• Histopathologic response rate [ Designated as safety issue: No ]
  
• Clinical response rate [ Designated as safety issue: No ]
  
• Toxicity [ Designated as safety issue: Yes ]
  
• Disease-free survival [ Designated as safety issue: No ]
  
• Overall survival [ Designated as safety issue: No ]
  

OBJECTIVES:

• To evaluate the efficacy of a new induction regimen comprising ifosfamide in combination with high-dose methotrexate, cisplatin, and doxorubicin hydrochloride, in terms of clinical response and pathological response of the tumor, in patients with newly diagnosed high-grade osteosarcoma.
• To determine the overall survival and disease-free survival of these patients.
• To evaluate the toxicity of this regimen.
• To correlate MRI imaging of the primary tumor with histopathologic grading after treatment with this regimen.

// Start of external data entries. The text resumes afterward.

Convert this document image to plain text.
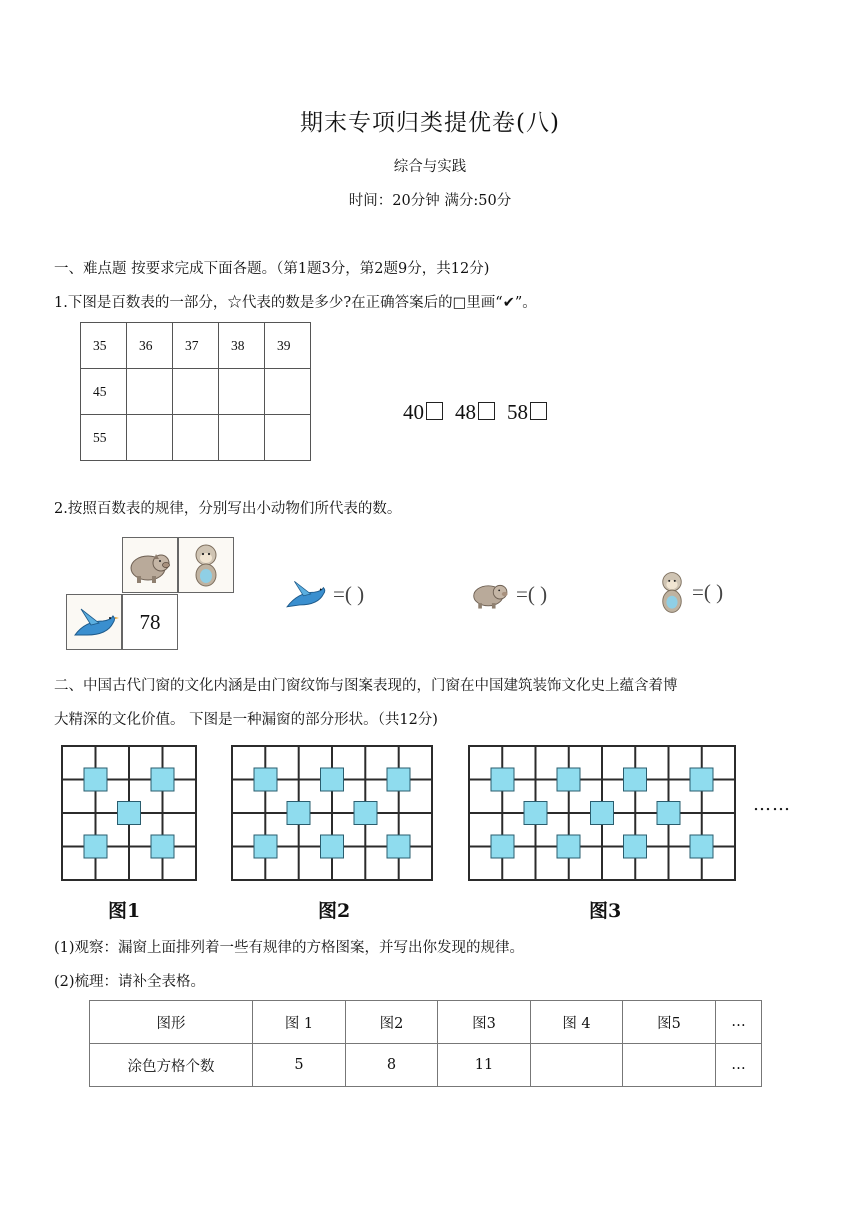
期末专项归类提优卷(八)
综合与实践
时间：20分钟 满分:50分
一、难点题 按要求完成下面各题。（第1题3分，第2题9分，共12分)
1.下图是百数表的一部分，☆代表的数是多少?在正确答案后的□里画“✔”。
35	36	37	38	39

45				

55				

40 48 58
2.按照百数表的规律，分别写出小动物们所代表的数。
78
=( )	=( )	=( )
二、中国古代门窗的文化内涵是由门窗纹饰与图案表现的，门窗在中国建筑装饰文化史上蕴含着博
大精深的文化价值。 下图是一种漏窗的部分形状。（共12分)
……
图1	图2	图3
(1)观察：漏窗上面排列着一些有规律的方格图案，并写出你发现的规律。
(2)梳理：请补全表格。
图形	图 1	图2	图3	图 4	图5	…
涂色方格个数	5	8	11			…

OUTLINE: This is a multicenter study.

• Neoadjuvant chemotherapy (weeks 1-15): Patients receive ifosfamide IV over 1 hour on days 1-5 and 36-40; doxorubicin hydrochloride IV over 18 hours on days 1-3 and 36-38 and IV over 72 hours on days 71-73; high-dose methotrexate IV over 4 hours on days 22, 29, 57, 64, 92, and 99; and cisplatin IV over 4 hours on day 71.
• Surgery (week 16): Patients undergo resection of the tumor on day 106. Patients found to have unresectable disease are treated on an alternative protocol unless they have clear clinical and pathologic response to treatment.
• Adjuvant chemotherapy (weeks 18-43): Beginning 2 weeks after surgery, patients receive ifosfamide IV over 1 hour on days 120-124, 155-159, 225-229, and 260-264; doxorubicin hydrochloride IV over 18 hours on days 120-122 and 155-157 and IV over 72 hours on days 190-192; high-dose methotrexate IV over 4 hours on days 141, 148, 176, 183, 211, 218, 246, 253, 281, and 288; and cisplatin IV over 4 hours on days 190 and 289.

After completion of study therapy, patients are followed every 2 months for 1 year, every 4 months for 2 years, every 6 months for 2 years, and then annually thereafter.